Zwei Mädchen im Porträt, die sich anschauen und auf deren Stirn Zettel mit der Aufschrift "Universität" und "Fachhochschule" kleben
Symboldbild: Zwei Bildungswelten treffen in Deutschland aufeinander. | Quelle: Ramona Willig
12. Dez. 2024

Überfüllt, unpersönlich, realitätsfern – Universitäten gelten noch immer als das Nonplusultra der Bildung. Doch sind sie das wirklich? Nicht jede Vermittlungsart passt zu jedem Menschen. Warum die Gesellschaft einen Perspektivwechsel braucht und wir ein differenziertes Hochschulsystem – ein Essay.

Auch ein Jahr später kann ich noch keinen Hörsaal betreten, ohne an mein gescheitertes „Uni-Experiment“ zu denken. Im Oktober 2022 hatte es gestartet – voller Elan begann ich mein Jurastudium an einer deutschen Universität. Der Traum: Unser Rechtssystem verstehen und so für Gerechtigkeit kämpfen, neue Freunde finden, woanders ankommen. Die Realität: Theorie, Theorie, Theorie, riesige Hörsäle, Anonymität – neue Leute lernte ich in den Massenveranstaltungen kaum kennen. Mein Kürzel, mit dem ich mich überall anmelden musste, war eine Zahlenfolge. Studentin 452479. 
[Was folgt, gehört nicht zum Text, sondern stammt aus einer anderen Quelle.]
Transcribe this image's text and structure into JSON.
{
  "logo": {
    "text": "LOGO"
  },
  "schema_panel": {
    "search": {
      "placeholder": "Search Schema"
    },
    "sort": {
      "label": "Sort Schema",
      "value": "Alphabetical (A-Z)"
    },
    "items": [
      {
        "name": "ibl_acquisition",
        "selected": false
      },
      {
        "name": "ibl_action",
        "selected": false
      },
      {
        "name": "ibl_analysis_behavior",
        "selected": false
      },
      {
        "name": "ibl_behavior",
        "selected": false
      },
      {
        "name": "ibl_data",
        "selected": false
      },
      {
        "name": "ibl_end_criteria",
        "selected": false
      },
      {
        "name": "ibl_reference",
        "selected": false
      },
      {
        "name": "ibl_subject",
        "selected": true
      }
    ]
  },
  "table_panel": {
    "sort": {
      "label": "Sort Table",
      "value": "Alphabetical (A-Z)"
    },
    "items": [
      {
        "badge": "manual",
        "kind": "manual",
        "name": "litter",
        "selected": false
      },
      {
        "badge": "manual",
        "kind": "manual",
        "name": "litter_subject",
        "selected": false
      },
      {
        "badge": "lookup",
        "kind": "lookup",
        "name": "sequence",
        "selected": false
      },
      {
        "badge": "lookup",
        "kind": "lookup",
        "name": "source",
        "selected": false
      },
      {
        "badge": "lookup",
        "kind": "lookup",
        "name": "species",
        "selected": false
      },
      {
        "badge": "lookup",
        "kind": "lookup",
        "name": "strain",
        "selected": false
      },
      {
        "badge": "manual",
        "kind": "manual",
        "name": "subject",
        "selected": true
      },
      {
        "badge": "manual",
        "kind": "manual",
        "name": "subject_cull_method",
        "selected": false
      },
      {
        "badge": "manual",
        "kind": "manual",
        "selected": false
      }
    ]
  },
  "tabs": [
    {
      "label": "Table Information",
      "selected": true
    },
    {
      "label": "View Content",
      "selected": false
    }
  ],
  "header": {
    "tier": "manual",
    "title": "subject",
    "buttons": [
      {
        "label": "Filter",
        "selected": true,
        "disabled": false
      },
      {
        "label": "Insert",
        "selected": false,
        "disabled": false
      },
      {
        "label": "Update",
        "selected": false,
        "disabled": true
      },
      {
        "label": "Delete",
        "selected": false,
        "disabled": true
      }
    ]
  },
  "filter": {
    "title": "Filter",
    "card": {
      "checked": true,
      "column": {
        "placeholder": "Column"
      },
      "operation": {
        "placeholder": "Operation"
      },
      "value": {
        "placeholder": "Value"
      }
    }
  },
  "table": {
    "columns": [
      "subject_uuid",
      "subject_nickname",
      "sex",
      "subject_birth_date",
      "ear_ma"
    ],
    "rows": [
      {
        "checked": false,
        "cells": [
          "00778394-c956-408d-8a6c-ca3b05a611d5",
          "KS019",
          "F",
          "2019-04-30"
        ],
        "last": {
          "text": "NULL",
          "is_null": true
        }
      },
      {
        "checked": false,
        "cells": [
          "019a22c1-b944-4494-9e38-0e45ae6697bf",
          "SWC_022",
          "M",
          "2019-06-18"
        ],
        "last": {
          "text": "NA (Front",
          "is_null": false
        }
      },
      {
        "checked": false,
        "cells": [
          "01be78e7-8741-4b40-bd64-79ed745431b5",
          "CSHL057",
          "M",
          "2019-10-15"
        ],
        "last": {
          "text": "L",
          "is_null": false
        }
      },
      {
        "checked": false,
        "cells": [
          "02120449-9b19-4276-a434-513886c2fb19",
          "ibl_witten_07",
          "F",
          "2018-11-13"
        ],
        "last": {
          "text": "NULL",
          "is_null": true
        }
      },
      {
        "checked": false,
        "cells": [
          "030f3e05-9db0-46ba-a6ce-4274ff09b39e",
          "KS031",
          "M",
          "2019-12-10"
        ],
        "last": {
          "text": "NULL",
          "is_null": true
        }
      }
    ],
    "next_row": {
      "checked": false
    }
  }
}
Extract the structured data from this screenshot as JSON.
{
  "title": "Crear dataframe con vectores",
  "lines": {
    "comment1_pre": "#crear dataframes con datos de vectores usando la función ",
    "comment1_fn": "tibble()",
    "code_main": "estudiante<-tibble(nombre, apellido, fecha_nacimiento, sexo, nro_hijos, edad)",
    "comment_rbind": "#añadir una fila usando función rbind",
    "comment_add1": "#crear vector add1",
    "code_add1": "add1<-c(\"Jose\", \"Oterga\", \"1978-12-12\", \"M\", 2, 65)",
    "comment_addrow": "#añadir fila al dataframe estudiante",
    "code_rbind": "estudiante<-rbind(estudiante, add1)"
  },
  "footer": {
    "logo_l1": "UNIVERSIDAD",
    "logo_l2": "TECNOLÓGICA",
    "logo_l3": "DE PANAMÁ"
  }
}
Ein Kernproblem? Ich wusste nicht, wie ich mit den Unmengen an Lernstoff umgehen sollte, wann ich genug gelernt hatte.

Drei Semester hielt ich durch, dann wechselte ich in ein anderes Studienfach an eine Fachhochschule. Wenn ich heute meine Kursräume betrete, wird über aktuelle Themen diskutiert, die Bezug zu meiner Lebensrealität haben. Wir sind 30 Studierende, die ich alle kenne, meistens arbeiten wir an Projekten.

Der Unterschied? Die Lernstruktur gibt mir Halt. Der Workload ist klar verteilt, abends habe ich frei. Mein Kürzel hier sind meine Anfangsbuchstaben.

Überfüllt, unpersönlich, realitätsfern – das trifft auf meine Hochschule nicht zu. Diesen neuen Weg gegangen zu sein, überhaupt gehen zu können, war für mich eine Erleichterung und hat mir neue Perspektiven gegeben. In einer Zeit, in der sich Universitäten und Fachhochschulen immer weiter annähern, sage ich: Wir brauchen ein differenziertes Hochschulsystem. Es geht nicht nur um Theorie oder Praxis, sondern darum, dass Bildung den Menschen gerecht werden muss – mit all ihren unterschiedlichen Talenten und Lebenswegen.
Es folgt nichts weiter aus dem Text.